PRC2 complexes associate with nucleosomes bearing the histone H3 lysine 27 trimethylation mark, maintaining methylation of H3 lysine 27 in nucleosomes in the region. This methylation results in association of the chromatin with PRC1 and PRC2 complexes even after expression of the initial repressor proteins shown in Figure 9-48a, b has ceased. This association maintains H3 lysine 27 methylation by a mechanism analogous to that diagrammed in Figure 9-47. This mechanism is a key feature of Polycomb repression, which is maintained through successive cell divisions for the life of an organism (~100 years for some vertebrates, 2000 years for a sugar cone pine!).
Trithorax proteins counteract the repressive mechanism of Polycomb proteins, as shown in studies of expression of the Hox transcription factor Abd-B in the Drosophila embryo (Figure 9-49). Abd-B is normally expressed only in posterior segments of the developing embryo. When the Polycomb system is defective, Abd-B is expressed in all cells of the embryo. When the Trithorax system is defective and cannot counteract repression by the Polycomb system, Abd-B is repressed in most cells, except those in the very posterior of the embryo. Trithorax complexes include a histone methyl transferase that trimethylates histone H3 lysine 4, a histone methylation that is associated with the promoters of actively transcribed genes. This histone modification creates a binding site for histone acetylase and for chromatin-remodeling complexes that promote transcription, as well as for TFIID, the general transcription factor that initiates preinitiation-complex assembly (see Figure 9-19). Nucleosomes with H3 lysine 4 methylation are also binding sites for specific histone demethylases that remove H3 histone K9 and K27 methylation, preventing the binding of HP1 and the Polycomb repressive complexes. Nucleosomes marked with H3 lysine 4 methylation are also thought to be distributed to both daughter DNA molecules during DNA replication, resulting in maintenance of this epigenetic mark by a strategy similar to that diagrammed in Figure 9-47.

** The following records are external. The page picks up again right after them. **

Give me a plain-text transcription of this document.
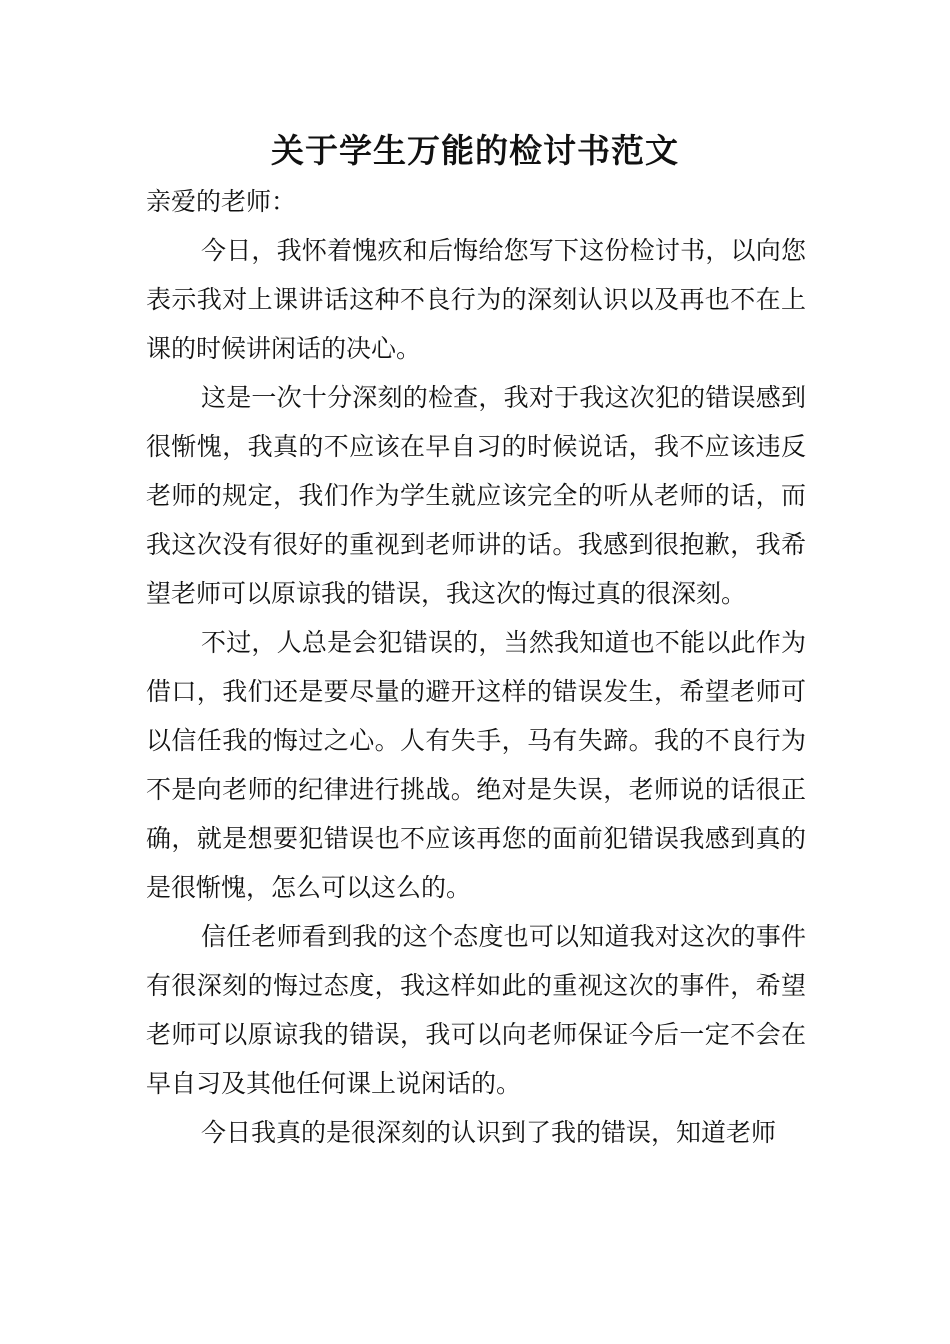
关于学生万能的检讨书范文

亲爱的老师：

今日，我怀着愧疚和后悔给您写下这份检讨书，以向您表示我对上课讲话这种不良行为的深刻认识以及再也不在上课的时候讲闲话的决心。

这是一次十分深刻的检查，我对于我这次犯的错误感到很惭愧，我真的不应该在早自习的时候说话，我不应该违反老师的规定，我们作为学生就应该完全的听从老师的话，而我这次没有很好的重视到老师讲的话。我感到很抱歉，我希望老师可以原谅我的错误，我这次的悔过真的很深刻。

不过，人总是会犯错误的，当然我知道也不能以此作为借口，我们还是要尽量的避开这样的错误发生，希望老师可以信任我的悔过之心。人有失手，马有失蹄。我的不良行为不是向老师的纪律进行挑战。绝对是失误，老师说的话很正确，就是想要犯错误也不应该再您的面前犯错误我感到真的是很惭愧，怎么可以这么的。

信任老师看到我的这个态度也可以知道我对这次的事件有很深刻的悔过态度，我这样如此的重视这次的事件，希望老师可以原谅我的错误，我可以向老师保证今后一定不会在早自习及其他任何课上说闲话的。

今日我真的是很深刻的认识到了我的错误，知道老师
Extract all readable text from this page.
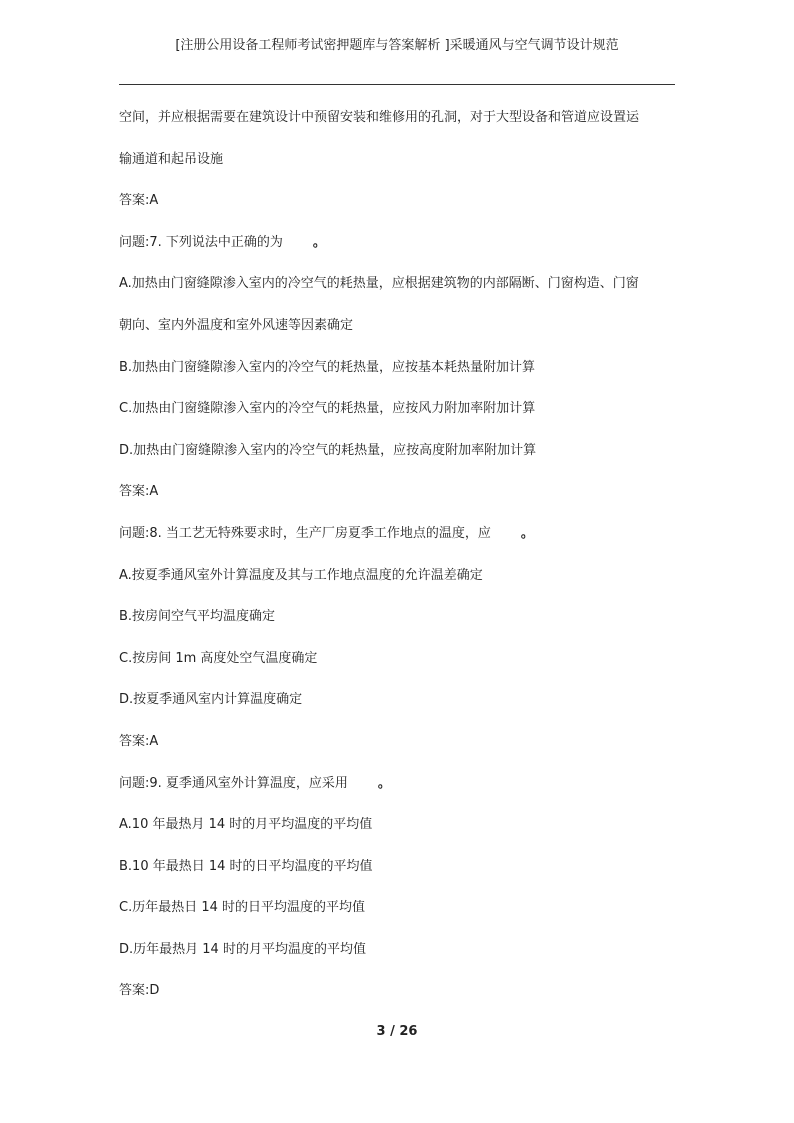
[注册公用设备工程师考试密押题库与答案解析 ]采暖通风与空气调节设计规范
空间，并应根据需要在建筑设计中预留安装和维修用的孔洞，对于大型设备和管道应设置运
输通道和起吊设施
答案:A
问题:7. 下列说法中正确的为 。
A.加热由门窗缝隙渗入室内的冷空气的耗热量，应根据建筑物的内部隔断、门窗构造、门窗
朝向、室内外温度和室外风速等因素确定
B.加热由门窗缝隙渗入室内的冷空气的耗热量，应按基本耗热量附加计算
C.加热由门窗缝隙渗入室内的冷空气的耗热量，应按风力附加率附加计算
D.加热由门窗缝隙渗入室内的冷空气的耗热量，应按高度附加率附加计算
答案:A
问题:8. 当工艺无特殊要求时，生产厂房夏季工作地点的温度，应 。
A.按夏季通风室外计算温度及其与工作地点温度的允许温差确定
B.按房间空气平均温度确定
C.按房间 1m 高度处空气温度确定
D.按夏季通风室内计算温度确定
答案:A
问题:9. 夏季通风室外计算温度，应采用 。
A.10 年最热月 14 时的月平均温度的平均值
B.10 年最热日 14 时的日平均温度的平均值
C.历年最热日 14 时的日平均温度的平均值
D.历年最热月 14 时的月平均温度的平均值
答案:D
3 / 26
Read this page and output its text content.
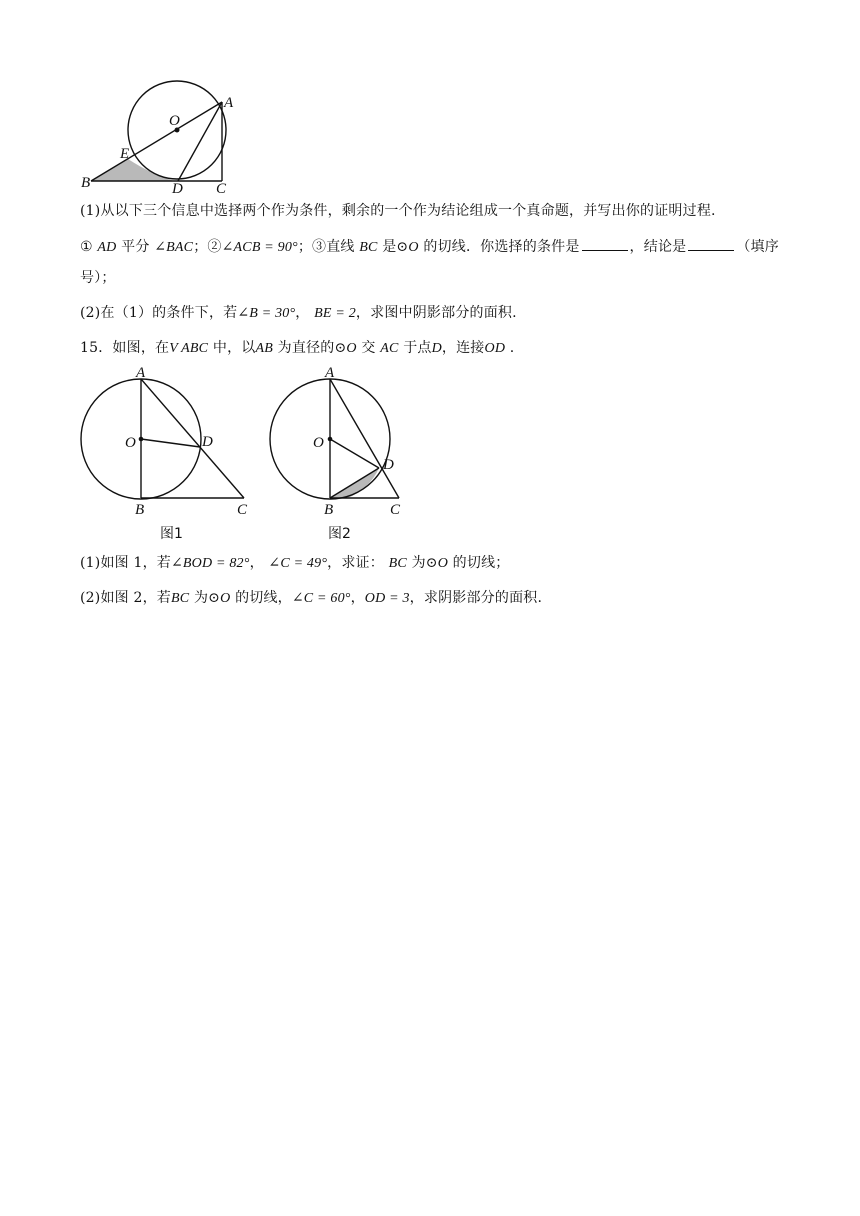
O
A
E
B	D C
(1)从以下三个信息中选择两个作为条件，剩余的一个作为结论组成一个真命题，并写出你的证明过程.
① AD 平分 ∠BAC；②∠ACB = 90°；③直线 BC 是⊙O 的切线．你选择的条件是	，结论是	（填序
号）；
(2)在（1）的条件下，若∠B = 30°， BE = 2，求图中阴影部分的面积.
15．如图，在V ABC 中，以AB 为直径的⊙O 交 AC 于点D，连接OD .
A
O	D
B	C
图1
A
O
D
B	C
图2
(1)如图 1，若∠BOD = 82°， ∠C = 49°，求证： BC 为⊙O 的切线；
(2)如图 2，若BC 为⊙O 的切线，∠C = 60°，OD = 3，求阴影部分的面积.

FIGURE 9-49 Opposing influence of Polycomb and Trithorax complexes on expression of the Hox transcription factor Abd-B in Drosophila embryos. At the stage of Drosophila embryogenesis shown, Abd-B is normally expressed only in posterior segments of the developing embryo, as shown at the top (wt) by immunostaining with a specific anti–Abd-B antibody. In embryos with homozygous mutations of Scm, a Polycomb gene (PcG) encoding a protein associated with the PRC1 complex, Abd-B expression is derepressed in all embryo segments. In contrast, in homozygous mutants of trx, a Trithorax gene (trxG), Abd-B repression is increased so that the protein is expressed at high concentrations only in the most posterior segment.
[From Klymenko, T., and Muller, J., “The histone methyltransferases Trithorax and Ash1 prevent transcriptional silencing by Polycomb group proteins,” EMBO Reports ©2004 John Wiley and Sons. Reproduced with permission of Wiley-VCH.]